Selected complications that can occur after transplantation

Over the long-term, if immunosuppressive drugs are successful in helping to minimize the immune system’s attack on transplanted tissue, there are several health issues that can occur. It is difficult to untangle the specific cause(s) of some of these long-term issues for several reasons.

Preexisting issues

People who receive transplanted livers and kidneys often have traditional risk factors for cardiovascular disease prior to transplantation. These risk factors include poor dietary habits, smoking tobacco or engaging in substance use, being overweight, not getting sufficient exercise and so on. Not all of these bad habits are eliminated after transplantation.

Immunosuppressive drugs may amplify some of the effects of preexisting cardiovascular disease risk factors. Because transplant recipients are often given combinations of immunosuppressive drugs, it is sometimes difficult to link every adverse effect to a specific drug.

Cardiovascular complications

Bearing in mind some of these points, note that premature cardiovascular disease—including the development of higher-than-normal blood pressure and abnormal levels of lipids in the blood—is a common complication after transplantation.

Diabetes

Within a year after transplantation, and depending on the study, between 5% and 20% of transplant recipients develop type 2 diabetes. Tacrolimus (Prograf) decreases the body’s production of insulin (a hormone needed to help control blood sugar levels) and this drug appears to have greater potential to cause diabetes than cyclosporine (Neoral, Sandimmune). The use of sirolimus (rapamycin, Rapamune) also appears to be linked to an increased risk for developing this complication.

Cancer

In general, as HIV-negative people live longer, their immune system gradually weakens and therefore their risk for cancer increases. As people who have transplanted organs live longer, their risk for developing cancer also increases because of the immunosuppressive therapies that they must continuously take. Researchers in Australia and New Zealand who have been monitoring HIV-negative transplant recipients have found that while deaths from heart attack and stroke have decreased—likely because these are preventable—deaths from infections and cancers have increased. Indeed, overall, compared to the average HIV-negative person without a transplant, HIV-negative people who do get transplants are between three and five times more likely to develop cancer.

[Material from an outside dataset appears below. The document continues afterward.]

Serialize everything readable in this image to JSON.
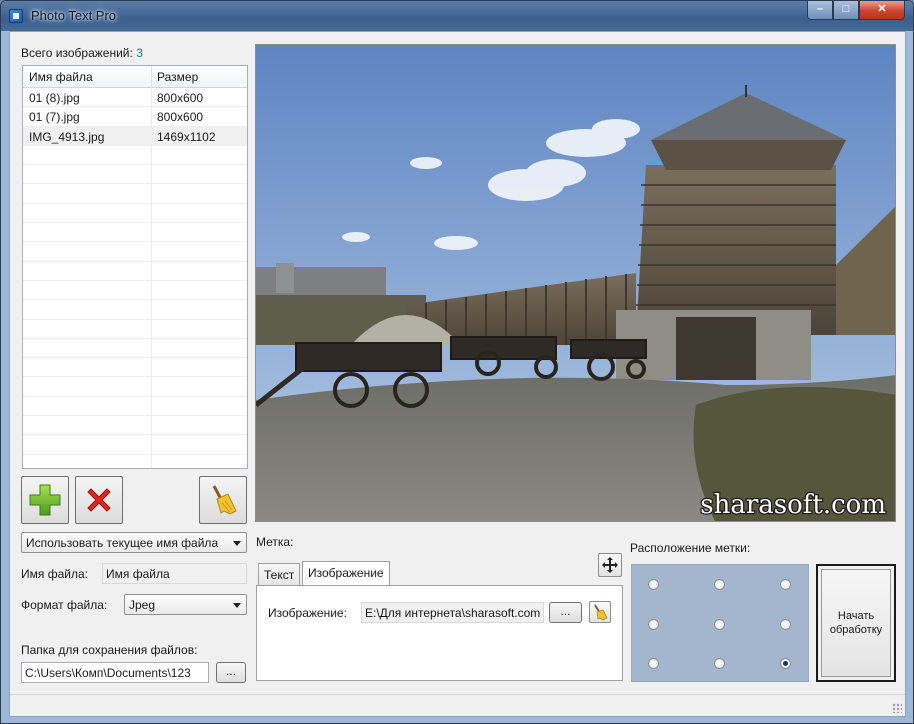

The rate of cancers that are relatively common in non-transplanted HIV-negative people—colon, breast, lung and prostate tumours—is only slightly increased in people who receive a transplant. Other cancers, particularly those affecting the skin and immune system, are ones that tend to occur in transplant recipients. Studies of immunosuppressive drugs in HIV-positive people have not lasted long enough for researchers to be certain about their effects.

In HIV-negative people, exposure to cyclosporine has been associated with an increased risk for cancer, while exposure to mycophenolate (CellCept) has not. Studies that have assessed exposure to the mTOR inhibitors sirolimus or everolimus (Certican, Zortress) suggest that, at least for now, these drugs appear to be associated with a reduced risk for cancer.

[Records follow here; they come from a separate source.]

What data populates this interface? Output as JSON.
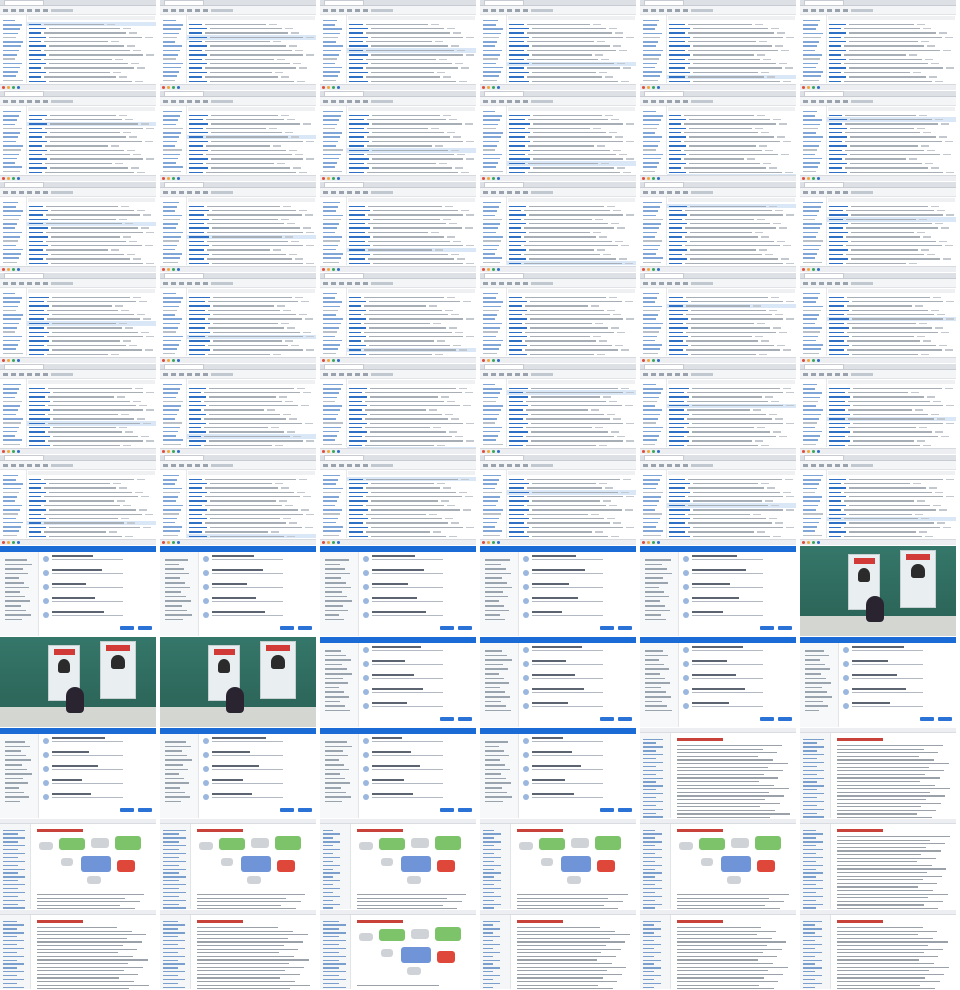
{
  "window": {
    "type": "contact-sheet"
  },
  "sheet": {
    "columns": 6,
    "frames": [
      {
        "id": "f01",
        "kind": "mail"
      },
      {
        "id": "f02",
        "kind": "mail"
      },
      {
        "id": "f03",
        "kind": "mail"
      },
      {
        "id": "f04",
        "kind": "mail"
      },
      {
        "id": "f05",
        "kind": "mail"
      },
      {
        "id": "f06",
        "kind": "mail"
      },
      {
        "id": "f07",
        "kind": "mail"
      },
      {
        "id": "f08",
        "kind": "mail"
      },
      {
        "id": "f09",
        "kind": "mail"
      },
      {
        "id": "f10",
        "kind": "mail"
      },
      {
        "id": "f11",
        "kind": "mail"
      },
      {
        "id": "f12",
        "kind": "mail"
      },
      {
        "id": "f13",
        "kind": "mail"
      },
      {
        "id": "f14",
        "kind": "mail"
      },
      {
        "id": "f15",
        "kind": "mail"
      },
      {
        "id": "f16",
        "kind": "mail"
      },
      {
        "id": "f17",
        "kind": "mail"
      },
      {
        "id": "f18",
        "kind": "mail"
      },
      {
        "id": "f19",
        "kind": "mail"
      },
      {
        "id": "f20",
        "kind": "mail"
      },
      {
        "id": "f21",
        "kind": "mail"
      },
      {
        "id": "f22",
        "kind": "mail"
      },
      {
        "id": "f23",
        "kind": "mail"
      },
      {
        "id": "f24",
        "kind": "mail"
      },
      {
        "id": "f25",
        "kind": "mail"
      },
      {
        "id": "f26",
        "kind": "mail"
      },
      {
        "id": "f27",
        "kind": "mail"
      },
      {
        "id": "f28",
        "kind": "mail"
      },
      {
        "id": "f29",
        "kind": "mail"
      },
      {
        "id": "f30",
        "kind": "mail"
      },
      {
        "id": "f31",
        "kind": "mail"
      },
      {
        "id": "f32",
        "kind": "mail"
      },
      {
        "id": "f33",
        "kind": "mail"
      },
      {
        "id": "f34",
        "kind": "mail"
      },
      {
        "id": "f35",
        "kind": "mail"
      },
      {
        "id": "f36",
        "kind": "mail"
      },
      {
        "id": "f37",
        "kind": "teams"
      },
      {
        "id": "f38",
        "kind": "teams"
      },
      {
        "id": "f39",
        "kind": "teams"
      },
      {
        "id": "f40",
        "kind": "teams"
      },
      {
        "id": "f41",
        "kind": "teams"
      },
      {
        "id": "f42",
        "kind": "camera"
      },
      {
        "id": "f43",
        "kind": "camera"
      },
      {
        "id": "f44",
        "kind": "camera"
      },
      {
        "id": "f45",
        "kind": "teams"
      },
      {
        "id": "f46",
        "kind": "teams"
      },
      {
        "id": "f47",
        "kind": "teams"
      },
      {
        "id": "f48",
        "kind": "teams"
      },
      {
        "id": "f49",
        "kind": "teams"
      },
      {
        "id": "f50",
        "kind": "teams"
      },
      {
        "id": "f51",
        "kind": "teams"
      },
      {
        "id": "f52",
        "kind": "teams"
      },
      {
        "id": "f53",
        "kind": "doc"
      },
      {
        "id": "f54",
        "kind": "doc"
      },
      {
        "id": "f55",
        "kind": "doc-diagram"
      },
      {
        "id": "f56",
        "kind": "doc-diagram"
      },
      {
        "id": "f57",
        "kind": "doc-diagram"
      },
      {
        "id": "f58",
        "kind": "doc-diagram"
      },
      {
        "id": "f59",
        "kind": "doc-diagram"
      },
      {
        "id": "f60",
        "kind": "doc"
      },
      {
        "id": "f61",
        "kind": "doc"
      },
      {
        "id": "f62",
        "kind": "doc"
      },
      {
        "id": "f63",
        "kind": "doc-diagram"
      },
      {
        "id": "f64",
        "kind": "doc"
      },
      {
        "id": "f65",
        "kind": "doc"
      },
      {
        "id": "f66",
        "kind": "doc"
      }
    ]
  },
  "colors": {
    "mail_link": "#2f6fc4",
    "teams_bar": "#1b6bd6",
    "camera_wall": "#2e6b5e",
    "doc_heading": "#c8423a",
    "diagram_green": "#7cc36a",
    "diagram_blue": "#6f94d8",
    "diagram_red": "#e0473b",
    "diagram_gray": "#cfd3d7"
  },
  "icons": {
    "status_dots": [
      "#e34b3c",
      "#f0a63a",
      "#3aa65b",
      "#2f6fc4"
    ]
  }
}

Transplant teams are conducting clinical trials using different doses and combinations of immunosuppressive medicines to try to find the most effective and safest ones over the long term.

REFERENCES:

  1. Alberú J. Clinical insights for cancer outcomes in renal transplant patients. Transplantation proceedings. 2010 Nov;42(9 Suppl):S36-40.
  2. Geissler EK. Can immunosuppressive strategies be used to reduce cancer risk in renal transplant patients? Transplantation Proceedings. 2010 Nov;42(9 Suppl):S32-5.
  3. Rama I, Grinyó JM. Malignancy after renal transplantation: the role of immunosuppression. Nature Reviews Nephrology. 2010 Sep;6(9):511-9.
  4. Chak E, Saab S. Risk factors and incidence of de novo malignancy in liver transplant recipients: a systematic review. Liver International. 2010 Oct;30(9):1247-58.
  5. Carpenter CB, Milford EL, Sayegh MH. Chapter 276. Transplantation in the Treatment of Renal Failure. Fauci AS, Braunwald E, Kasper DL, Hauser SL, Longo DL, Jameson JL, Loscalzo J: Harrison’s Principles of Internal Medicine, 17th ed. McGraw-Hill Companies, Inc.; 2008.
  6. Finberg R, Fingeroth J. Chapter 126. Infections in Transplant Recipients. Fauci AS, Braunwald E, Kasper DL, Hauser SL, Longo DL, Jameson JL, Loscalzo J: Harrison’s Principles of Internal Medicine, 17th ed. McGraw-Hill Companies, Inc.; 2008.
  7. Dienstag JL, Chung RT. Chapter 304. Liver Transplantation. Fauci AS, Braunwald E, Kasper DL, Hauser SL, Longo DL, Jameson JL, Loscalzo J: Harrison’s Principles of Internal Medicine, 17th ed. McGraw-Hill Companies, Inc.; 2008.